24. The method of claim 12, further comprising the step of withdrawing a participant from a thread by providing a URL in the message footer where said URL comprises parameters for specifying the thread, the participant, and the category.
25. The method of claim 12, wherein a subject line of a thread message may be changed by a participant to be descriptive of the response without disassociating the message from the thread.
26. The method of claim 12, wherein a historical record of each thread may be accessible through a display showing the subject lines and dates of each message.
27. A method for selectively capturing and cataloging electronic messages, comprising the steps of:
- capturing electronic messages in a historical record of captured electronic messages;
- organizing a plurality of captured electronic messages in an hierarchical association, wherein said hierarchical association comprises at least one major category of captured electronic message including captured electronic messages relating to a general interest area;
- associating at least one sub-category under said at least one major category for including captured electronic messages of a specific interest area under said general interest area;
- capturing an electronic message when it is endorsed by a recipient who perceives a continuing value of said captured electronic message.
28. The method of claim 27, wherein a participant may endorse a message to be catalogued for future reference, and may rate the value of the message.
29. The method of claim 27, wherein an endorsed message is cataloged under the associated category, showing endorsement(s) and indexed by the subject line and date.
30. The method of claim 27, wherein multiple participants may endorse a message and the catalog entries will show the multiple endorsements.
31. The method of claim 27, further comprising the step of providing a URL in the message footer where the URL may have parameters to specify the thread, the participant, the message and a level of endorsement.
32. The method of claim 27, further comprising the step of providing a URL in the message footer where the the URL may bring up a display for specifying level of endorsement.
33. The method of claim 27, wherein a message selected from the catalog is mailed specifically to the participant selecting it so the participant may file it or forward the message.

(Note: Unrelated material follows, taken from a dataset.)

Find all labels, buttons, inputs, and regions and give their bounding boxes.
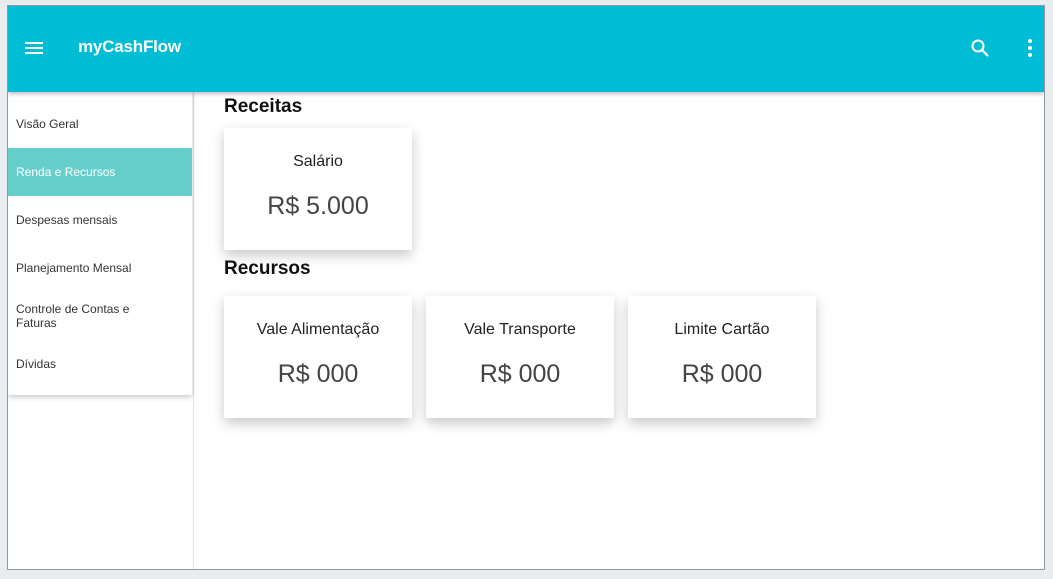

34. The method of claim 27, wherein a message may be retrieved from the catalog at a future time and endorsed.
35. The method of claim 27, wherein a thread may be resumed by retrieving a message from the catalog and sending a response.
36. A method for encouraging participation in electronic message communication within an organization, comprising the steps of:
- tracking participation in threads of electronic messages associated with electronic message distribution lists relating to predetermined topics of interest;
- generating a plurality of reports deriving from said tracking participation; and
- communicating to pre-selected recipients within the organization said plurality of reports.
37. The method of claim 36, wherein said plurality of reports provide information on participants initiating threads.
38. The method of claim 36, wherein said plurality of reports provide information on participants contributing to threads
39. The method of claim 36, wherein said plurality of reports provide information on participants making endorsements.
40. The method of claim 36, wherein said plurality of reports provide information on participants receiving endorsements.
41. The method of claim 36, wherein said plurality of reports provide information on endorsed messages frequently referenced.
42. The method of claim 36, wherein said plurality of reports provide information on messages with high numbers of endorsements or high ratings.
43. The method of claim 36, wherein at least one web page associated with said method provides general access to information regarding participants receiving high numbers of endorsements.
44. The method of claim 36, wherein participants will not be allowed to endorse their own responses.
45. The method of claim 36, wherein a web page for each participant may provide information on the level of participation.